I was sharing a beer with a friend recently and she introduced me to a nice guy from Trbovlje who had spent 10 years working underground in the mines there. The conversation re-stirred an ongoing curiosity I have about technological heritage. My own family history includes generations of underground miners in the North of England (for 500 years my people were troglodytes and metal workers).
The oldest mine in Slovenia is the mercury mine in Idrija. It was operational without interruption 1490 until relatively recently, with the closure impacting heavily on the local economy. Idrija Mine Museum has been nominated to become UNESCO world heritage protected site. The museum hosts a tour of the Anthony Shaft, taking visitors 100m below ground into mining tunnels dug 500 years ago. It gives me a tentative feeling of historical kinship knowing that when men from my family were underground digging for copper on the north west coast of Britain 500 years ago the men of Idrija were also underground. A similar kinship comes from knowing that post-industrial change is the very reason I was born in New Zealand instead of UK when my parents emigrated to find work. Id like to do that tour as a way of understanding both histories a little better.
At the peak of the mining industry in the 1950’s there were 46 collieries operating as well as 4 metal mines and a number of other quarries and mineral extraction operations. Now of those working coal and metal mines all except one Lignite colliery in Velenje have been closed for a mixture of economic and environmental reasons. (Incidentally that last working mine started exporting to Asia Pacific recently, its another loop of global economic connection that I could go home to New Zealand and then warm myself with coal dug from here…). In the heart of the black region both the Coal Mining Museum of Slovenia in Velenje and Zasavje Museum, Trbovlje have extensive exhibits documenting the history of coal mining, including preserved shafts, equipment and workers living quarters. The Museum practice focusses beyond the technical aspects of the industry to include the the impact that the mining industry has had on social history. As part of the inevitable post-industrial shift in economic production it is an intelligent civic trend to use the regional technological history for tourism and cultural education.
I also worked as a blacksmith when I was younger and still, literally, dream about the smell of hot metal and the alchemy of metallurgy; so when I follow my own curiosity the first places I want to find are the smithing and foundry museums and workshops. The same post-industrial focus towards tourism and education can be found in smithing and metalworking.
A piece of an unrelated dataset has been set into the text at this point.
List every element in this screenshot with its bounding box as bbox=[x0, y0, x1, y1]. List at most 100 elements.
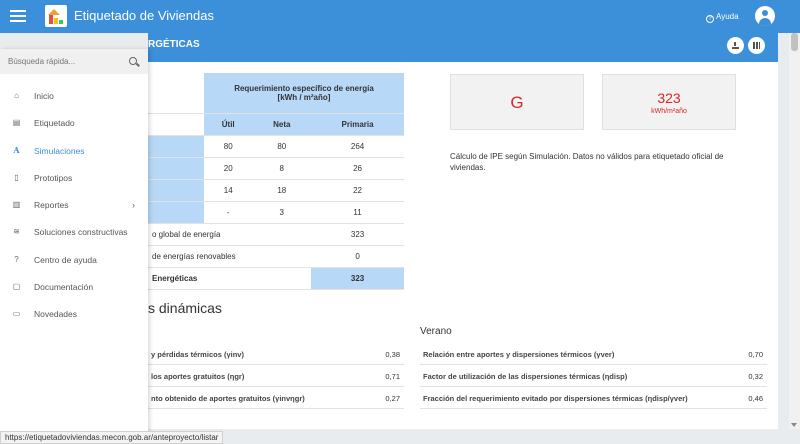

I found three blacksmiths museums: the first two were family businesses used by generations of smiths and still are completely operational; Podgoršek Blacksmith’s Museum, Pišece and Blacksmith Museum, Ljutomer. If you want to get your hands on the hammers and learn for yourself why the white hot metal stays in my heart it’s possible to book a day workshop (especially for young people) to learn some history and hands on skills with the metal.
The third museum that specialises in iron work that I found is Kropa Iron Forging Museum, which is an entirely different kettle of fish to the other smaller museums. Kropa has a 700 year tradition with iron and blacksmithing and celebrates Smiths day every year on July 2nd. An important part of the museum collection is 42 works by internationally recognised master blacksmith Joža Bertoncelj, which were donated in the 1970’s. I was never a master smith but I know enough to appreciate fine ironwork when I see it, with a body memory of forge heat and hammer percussion. I will definitely go and visit this work while I’m in Slovenia. Another must see for me is the Iron-making, Mining and Palaeontologic Collection in Bucelleni-Ruard Manor, Jesenice which appeals specifically to my geeky specialist interest in metallurgy and mining.
If there is any doubt about how these histories help form our cultural identity traces of the heavy metal industry can be found in music too such as the Trbovlje Workers Band which was established in 1867 by employees of the mining company. After many evolutions and political upheavals, including miners strikes and the WWII occupation, that threatened the existence of the band it still exists today under the name Trbovlje Workers Music Brass Orchestra. The band cut its first record in 1968 and is still performing, touring and winning awards, including the Prešeren Award. You can listen to some of their music online here.
And here, finally is a great piece of contemporary mining cultural heritage, the Velenje coal mining anthem Kapo dol [hats off] by 6 PACK ČUKUR, 2008, on you tube. It made me grin.